Transient surface discoloration of the tongue and other soft tissues in the mouth can occur in the absence of hairy tongue. Causes include smoking (or betel chewing), some foods and beverages (e.g., coffee, tea or liquorice), and certain medications (e.g., chlorhexidine, iron salts, or bismuth subsalicylate (Pepto-Bismol)).

==Diagnosis==
Diagnosis is usually made on the clinical appearance without the need for a tissue biopsy. However, when biopsies have been taken, the histologic appearance is one of marked elongation and hyperparakeratosis of the filiform papillae and numerous bacteria growing on the epithelial surface.

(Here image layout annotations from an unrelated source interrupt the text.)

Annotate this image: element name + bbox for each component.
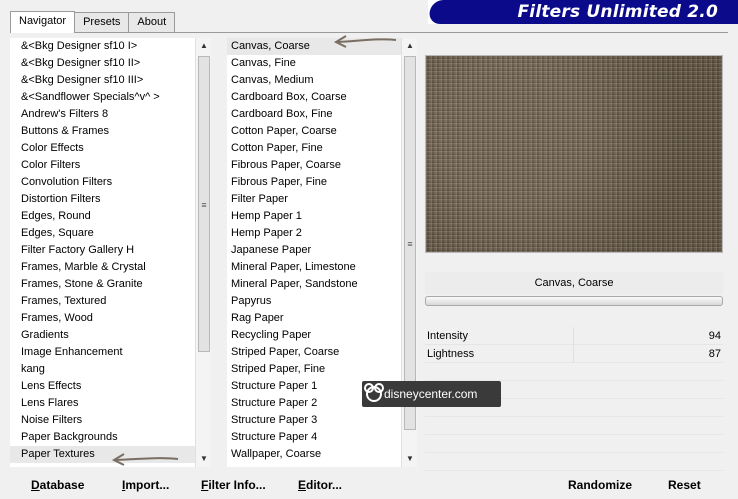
filter-item[interactable]: Fibrous Paper, Fine xyxy=(227,174,401,191)
filter-item[interactable]: Cotton Paper, Fine xyxy=(227,140,401,157)
category-item[interactable]: Frames, Wood xyxy=(10,310,195,327)
filter-item[interactable]: Striped Paper, Fine xyxy=(227,361,401,378)
watermark-text: disneycenter.com xyxy=(384,387,478,401)
filter-item[interactable]: Recycling Paper xyxy=(227,327,401,344)
category-item[interactable]: Color Effects xyxy=(10,140,195,157)
annotation-arrow-icon xyxy=(333,35,397,48)
category-item[interactable]: Edges, Square xyxy=(10,225,195,242)
import-button[interactable]: Import... xyxy=(122,478,169,492)
editor-button[interactable]: Editor... xyxy=(298,478,342,492)
category-list[interactable]: &<Bkg Designer sf10 I> &<Bkg Designer sf1… xyxy=(10,38,195,467)
param-divider xyxy=(573,345,574,363)
param-value: 87 xyxy=(708,348,721,360)
filter-progress-bar xyxy=(425,296,723,306)
category-scrollbar[interactable]: ▲ ≡ ▼ xyxy=(195,38,211,467)
texture-preview xyxy=(425,55,723,253)
param-lightness[interactable]: Lightness 87 xyxy=(425,345,723,363)
category-item[interactable]: &<Sandflower Specials^v^ > xyxy=(10,89,195,106)
category-item[interactable]: Frames, Textured xyxy=(10,293,195,310)
param-label: Lightness xyxy=(427,348,475,360)
filter-info-button[interactable]: Filter Info... xyxy=(201,478,266,492)
tab-navigator[interactable]: Navigator xyxy=(10,11,76,33)
filter-item[interactable]: Cardboard Box, Coarse xyxy=(227,89,401,106)
filter-item[interactable]: Hemp Paper 1 xyxy=(227,208,401,225)
filter-item[interactable]: Structure Paper 3 xyxy=(227,412,401,429)
banner-title: Filters Unlimited 2.0 xyxy=(517,2,718,22)
category-item[interactable]: &<Bkg Designer sf10 III> xyxy=(10,72,195,89)
reset-button[interactable]: Reset xyxy=(668,478,701,492)
category-item[interactable]: Gradients xyxy=(10,327,195,344)
filter-item[interactable]: Striped Paper, Coarse xyxy=(227,344,401,361)
category-item[interactable]: &<Bkg Designer sf10 I> xyxy=(10,38,195,55)
randomize-button[interactable]: Randomize xyxy=(568,478,632,492)
category-item[interactable]: kang xyxy=(10,361,195,378)
mouse-ears-icon xyxy=(364,383,384,402)
category-item[interactable]: &<Bkg Designer sf10 II> xyxy=(10,55,195,72)
filter-item[interactable]: Rag Paper xyxy=(227,310,401,327)
annotation-arrow-icon xyxy=(111,453,179,466)
category-item[interactable]: Noise Filters xyxy=(10,412,195,429)
category-item[interactable]: Lens Flares xyxy=(10,395,195,412)
filter-item[interactable]: Wallpaper, Coarse xyxy=(227,446,401,463)
filter-item[interactable]: Mineral Paper, Sandstone xyxy=(227,276,401,293)
watermark: disneycenter.com xyxy=(362,381,501,407)
param-empty-row xyxy=(425,417,723,435)
category-item[interactable]: Lens Effects xyxy=(10,378,195,395)
filter-item[interactable]: Papyrus xyxy=(227,293,401,310)
category-item[interactable]: Distortion Filters xyxy=(10,191,195,208)
current-filter-name: Canvas, Coarse xyxy=(425,272,723,294)
param-label: Intensity xyxy=(427,330,468,342)
category-item[interactable]: Andrew's Filters 8 xyxy=(10,106,195,123)
tab-presets[interactable]: Presets xyxy=(74,12,130,32)
filter-item[interactable]: Canvas, Medium xyxy=(227,72,401,89)
param-value: 94 xyxy=(708,330,721,342)
filter-item[interactable]: Mineral Paper, Limestone xyxy=(227,259,401,276)
filter-item[interactable]: Filter Paper xyxy=(227,191,401,208)
category-item[interactable]: Edges, Round xyxy=(10,208,195,225)
filter-item[interactable]: Cotton Paper, Coarse xyxy=(227,123,401,140)
param-empty-row xyxy=(425,435,723,453)
filter-item[interactable]: Canvas, Fine xyxy=(227,55,401,72)
category-scroll-thumb[interactable]: ≡ xyxy=(198,56,210,352)
filter-item[interactable]: Hemp Paper 2 xyxy=(227,225,401,242)
scroll-up-icon[interactable]: ▲ xyxy=(402,38,418,54)
param-empty-row xyxy=(425,453,723,471)
param-divider xyxy=(573,327,574,345)
category-item[interactable]: Convolution Filters xyxy=(10,174,195,191)
tab-about[interactable]: About xyxy=(128,12,176,32)
scroll-down-icon[interactable]: ▼ xyxy=(196,451,212,467)
param-empty-row xyxy=(425,363,723,381)
filter-item[interactable]: Structure Paper 4 xyxy=(227,429,401,446)
param-intensity[interactable]: Intensity 94 xyxy=(425,327,723,345)
scroll-up-icon[interactable]: ▲ xyxy=(196,38,212,54)
category-item[interactable]: Color Filters xyxy=(10,157,195,174)
category-item[interactable]: Frames, Stone & Granite xyxy=(10,276,195,293)
filter-item[interactable]: Japanese Paper xyxy=(227,242,401,259)
scroll-down-icon[interactable]: ▼ xyxy=(402,451,418,467)
category-item[interactable]: Frames, Marble & Crystal xyxy=(10,259,195,276)
category-item[interactable]: Image Enhancement xyxy=(10,344,195,361)
title-banner: Filters Unlimited 2.0 xyxy=(428,0,738,24)
category-item[interactable]: Paper Backgrounds xyxy=(10,429,195,446)
filter-item[interactable]: Cardboard Box, Fine xyxy=(227,106,401,123)
database-button[interactable]: Database xyxy=(31,478,84,492)
tab-strip: Navigator Presets About xyxy=(10,11,176,33)
filter-scroll-thumb[interactable]: ≡ xyxy=(404,56,416,430)
category-item[interactable]: Filter Factory Gallery H xyxy=(10,242,195,259)
bottom-toolbar: Database Import... Filter Info... Editor… xyxy=(0,470,738,499)
category-item[interactable]: Buttons & Frames xyxy=(10,123,195,140)
filter-item[interactable]: Fibrous Paper, Coarse xyxy=(227,157,401,174)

Hairy tongue may be confused with hairy leukoplakia, however the latter usually occurs on the sides of the tongue and is associated with an opportunistic infection with Epstein–Barr virus on a background immunocompromise (almost always human immunodeficiency virus (HIV) infection but rarely other conditions which suppress the immune system).

===Classification===
Hairy tongue (lingua villosa) refers to a marked accumulation of keratin on the filiform papillae on the dorsal surface of the tongue, giving a hair-like appearance. Black tongue (lingua nigra) refers to a black discoloration of the tongue, which may or may not be associated with hairy tongue. However, the elongated papillae of hairy tongue usually develop discoloration due to growth of pigment producing bacteria and staining from food. Hence the term black hairy tongue, although hairy tongue may also be discolored yellow or brown. Transient, surface discoloration that is not associated with hairy tongue can be brushed off. Drug-induced black hairy tongue specifically refers to BHT that develops because of medication.
Black hairy tongue can also be caused by antibiotics e.g., (penicillins, cephalosporins, tetracyclines, clarithromycin and linezolid).

==Treatment==
Treatment is by reassurance, as the condition is benign, and then by correction of any predisposing factors. This may be cessation of smoking or cessation/substitution of implicated medications or mouthwashes. Generally direct measures to return the tongue to its normal appearance involve improving oral hygiene, especially scraping or brushing the tongue before sleep. This promotes desquamation of the hyperparakeratotic papillae. Keratolytic agents (chemicals to remove keratin) such as podophyllin are successful, but carry safety concerns. Other reported successful measures include sodium bicarbonate mouthrinses, eating pineapple, sucking on a peach stone and chewing gum.

==Prognosis==
BHT is a benign condition, but people who are affected may be distressed at the appearance and possible halitosis, and therefore treatment is indicated.

==Epidemiology==
Hairy tongue occurs in about 0.5% of adults. However, the prevalence is variable depending on the population studied.